31      Or, il convient de préciser que le public pertinent, ainsi qu’il a été défini au point précédent, fait preuve d’un degré d’attention particulièrement élevé au moment de l’achat. En effet, la nature des produits visés par les marques antérieures nécessite un choix précis et avisé. À cet égard, il y a lieu de rappeler que, selon la jurisprudence constante, le seul fait qu’un type de produits n’est pas régulièrement acheté par le consommateur ordinaire tend à démontrer que le niveau d’attention de celui-ci sera plutôt élevé [voir, en ce sens, arrêts du Tribunal du 12 janvier 2006, Devinlec/OHMI – TIME ART (QUANTUM), T‑147/03, Rec. p. II‑11, point 63, et du 13 octobre 2009, Deutsche Rockwool Mineralwoll/OHMI – Redrock Construction (REDROCK), T‑146/08, non publié au Recueil, point 45].

32      Partant, il y a lieu de considérer que le public pertinent est essentiellement composé de consommateurs souffrant d’incontinence, dont le degré d’attention sera particulièrement élevé lors du choix des produits en cause.

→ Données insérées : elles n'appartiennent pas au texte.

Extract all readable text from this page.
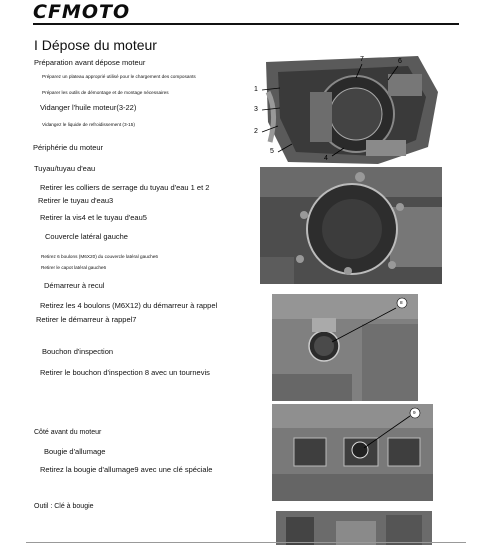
CFMOTO
I Dépose du moteur
Préparation avant dépose moteur
Préparez un plateau approprié utilisé pour le chargement des composants
Préparer les outils de démontage et de montage nécessaires
Vidanger l'huile moteur(3-22)
Vidangez le liquide de refroidissement (3-15)
Périphérie du moteur
Tuyau/tuyau d'eau
Retirer les colliers de serrage du tuyau d'eau 1 et 2
Retirer le tuyau d'eau3
Retirer la vis4 et le tuyau d'eau5
Couvercle latéral gauche
Retirez 6 boulons (M6X20) du couvercle latéral gauche6
Retirer le capot latéral gauche6
Démarreur à recul
Retirez les 4 boulons (M6X12) du démarreur à rappel
Retirer le démarreur à rappel7
Bouchon d'inspection
Retirer le bouchon d'inspection 8 avec un tournevis
Côté avant du moteur
Bougie d'allumage
Retirez la bougie d'allumage9 avec une clé spéciale
Outil : Clé à bougie
1
2
3
4
5
6
7
8
9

 Sur la comparaison des produits

33      Selon une jurisprudence constante, pour apprécier la similitude entre les produits en cause, il y a lieu de tenir compte de tous les facteurs pertinents qui caractérisent le rapport entre eux. Ces facteurs incluent, en particulier, leur destination, leur nature, leur utilisation ainsi que leur caractère concurrent ou complémentaire. D’autres facteurs peuvent également être pris en compte, tels que les canaux de distribution des produits concernés [voir arrêt du Tribunal du 11 juillet 2007, El Corte Inglés/OHMI – Bolaños Sabri (PiraÑAM diseño original Juan Bolaños), T‑443/05, Rec. p. II‑2579, point 37, et la jurisprudence citée].

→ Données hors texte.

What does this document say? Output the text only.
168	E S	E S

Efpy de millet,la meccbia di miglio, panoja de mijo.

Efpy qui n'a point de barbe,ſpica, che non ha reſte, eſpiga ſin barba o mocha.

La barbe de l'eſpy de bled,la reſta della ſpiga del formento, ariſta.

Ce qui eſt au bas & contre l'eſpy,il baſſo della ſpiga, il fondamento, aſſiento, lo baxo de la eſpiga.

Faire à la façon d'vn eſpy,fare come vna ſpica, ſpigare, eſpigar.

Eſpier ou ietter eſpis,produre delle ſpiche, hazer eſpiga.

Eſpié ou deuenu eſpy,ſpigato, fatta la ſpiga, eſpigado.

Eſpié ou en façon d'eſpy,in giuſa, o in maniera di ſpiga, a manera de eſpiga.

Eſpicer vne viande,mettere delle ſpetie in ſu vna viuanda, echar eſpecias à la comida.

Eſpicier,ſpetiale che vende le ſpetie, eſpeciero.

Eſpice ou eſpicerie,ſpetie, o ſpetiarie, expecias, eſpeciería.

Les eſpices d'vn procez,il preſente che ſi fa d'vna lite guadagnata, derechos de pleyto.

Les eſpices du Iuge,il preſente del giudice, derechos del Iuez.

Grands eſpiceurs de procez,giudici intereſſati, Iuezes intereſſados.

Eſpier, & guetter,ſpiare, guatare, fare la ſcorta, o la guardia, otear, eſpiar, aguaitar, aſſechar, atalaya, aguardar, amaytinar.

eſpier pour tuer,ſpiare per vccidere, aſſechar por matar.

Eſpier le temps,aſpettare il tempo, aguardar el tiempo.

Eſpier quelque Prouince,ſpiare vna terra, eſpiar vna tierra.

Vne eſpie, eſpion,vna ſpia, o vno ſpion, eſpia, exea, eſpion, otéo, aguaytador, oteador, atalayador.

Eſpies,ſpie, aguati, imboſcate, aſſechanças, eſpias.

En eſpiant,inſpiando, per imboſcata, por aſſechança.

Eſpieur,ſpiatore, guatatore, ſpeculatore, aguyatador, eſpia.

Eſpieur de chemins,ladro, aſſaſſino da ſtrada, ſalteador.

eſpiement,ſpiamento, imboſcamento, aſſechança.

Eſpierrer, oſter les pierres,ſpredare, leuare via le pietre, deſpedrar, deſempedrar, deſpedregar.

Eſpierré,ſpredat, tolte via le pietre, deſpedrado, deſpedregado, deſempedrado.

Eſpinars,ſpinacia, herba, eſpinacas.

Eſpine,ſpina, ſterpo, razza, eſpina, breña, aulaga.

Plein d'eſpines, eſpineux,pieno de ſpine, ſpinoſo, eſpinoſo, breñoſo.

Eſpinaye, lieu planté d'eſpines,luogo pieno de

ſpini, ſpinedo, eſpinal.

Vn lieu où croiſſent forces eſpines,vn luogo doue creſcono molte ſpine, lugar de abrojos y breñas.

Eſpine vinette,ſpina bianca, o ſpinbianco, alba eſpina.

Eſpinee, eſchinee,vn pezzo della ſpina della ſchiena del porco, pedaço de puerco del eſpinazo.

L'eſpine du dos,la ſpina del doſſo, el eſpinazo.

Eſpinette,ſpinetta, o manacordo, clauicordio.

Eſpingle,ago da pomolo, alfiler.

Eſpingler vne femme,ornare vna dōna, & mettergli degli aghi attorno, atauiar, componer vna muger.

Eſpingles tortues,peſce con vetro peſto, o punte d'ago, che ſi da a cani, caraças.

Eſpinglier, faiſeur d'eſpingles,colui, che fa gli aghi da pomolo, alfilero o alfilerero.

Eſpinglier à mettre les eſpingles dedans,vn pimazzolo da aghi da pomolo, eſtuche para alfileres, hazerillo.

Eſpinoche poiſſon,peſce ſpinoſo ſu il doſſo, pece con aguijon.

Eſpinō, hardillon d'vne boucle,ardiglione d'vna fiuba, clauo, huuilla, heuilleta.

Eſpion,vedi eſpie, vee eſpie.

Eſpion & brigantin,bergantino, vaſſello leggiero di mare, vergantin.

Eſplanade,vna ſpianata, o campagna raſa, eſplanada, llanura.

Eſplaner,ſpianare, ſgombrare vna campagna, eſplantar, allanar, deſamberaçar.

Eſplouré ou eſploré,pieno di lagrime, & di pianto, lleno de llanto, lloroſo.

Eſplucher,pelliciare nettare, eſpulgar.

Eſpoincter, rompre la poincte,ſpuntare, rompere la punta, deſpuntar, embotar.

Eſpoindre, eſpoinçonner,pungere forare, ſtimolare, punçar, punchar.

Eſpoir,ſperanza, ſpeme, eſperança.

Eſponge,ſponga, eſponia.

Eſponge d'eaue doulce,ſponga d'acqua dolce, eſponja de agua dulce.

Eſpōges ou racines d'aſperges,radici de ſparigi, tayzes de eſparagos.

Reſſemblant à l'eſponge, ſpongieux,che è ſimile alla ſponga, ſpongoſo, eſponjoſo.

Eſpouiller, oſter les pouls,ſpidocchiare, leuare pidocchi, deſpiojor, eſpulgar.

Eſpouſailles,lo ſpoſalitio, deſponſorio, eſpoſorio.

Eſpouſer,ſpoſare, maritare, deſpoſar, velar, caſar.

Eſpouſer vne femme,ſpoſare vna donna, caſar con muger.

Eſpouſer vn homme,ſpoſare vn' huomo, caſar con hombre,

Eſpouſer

34      En l’espèce, la chambre de recours a estimé que, malgré le fait d’être portés sur la même partie du corps et de pouvoir avoir le même aspect, les produits en cause n’étaient pas similaires au motif de leurs différentes destination et nature, de leurs différents fabricants et points de distribution, ainsi que de l’absence d’un lien de concurrence et de complémentarité entre eux (points 19 à 23 de la décision attaquée).

35      La requérante considère que la chambre de recours a conclu à tort que les produits visés par la demande d’enregistrement et les produits visés par les marques antérieures n’étaient pas similaires au sens de l’article 8, paragraphe 1, sous b), du règlement nº 207/2009. En substance, elle considère que lesdits produits sont similaires, car ils ont la même destination, la même nature et les mêmes canaux de distribution. En outre, les produits visés par la demande d’enregistrement et ceux visés par les marques antérieures présenteraient entre eux un rapport de concurrence ou, à tout le moins, un rapport de complémentarité.

36      L’OHMI conteste les arguments de la requérante.

37      S’agissant, en premier lieu, de l’argument de la requérante selon lequel la destination des produits concernés est identique, force est de constater, à l’instar de la chambre de recours, que les produits visés par la marque demandée sont des articles vestimentaires qui ont notamment pour objet de recouvrir la partie inférieure du corps humain afin de la protéger des frictions et des changements de température. En revanche, les produits concernés par les marques antérieures remplissent une fonction d’imperméabilisation face à des fuites urinaires et fécales et, dans ce sens, visent à minimiser les effets de l’incontinence pour la personne qui en souffre. Dans ces circonstances, les produits litigieux seront perçus par le consommateur final comme ayant une destination différente.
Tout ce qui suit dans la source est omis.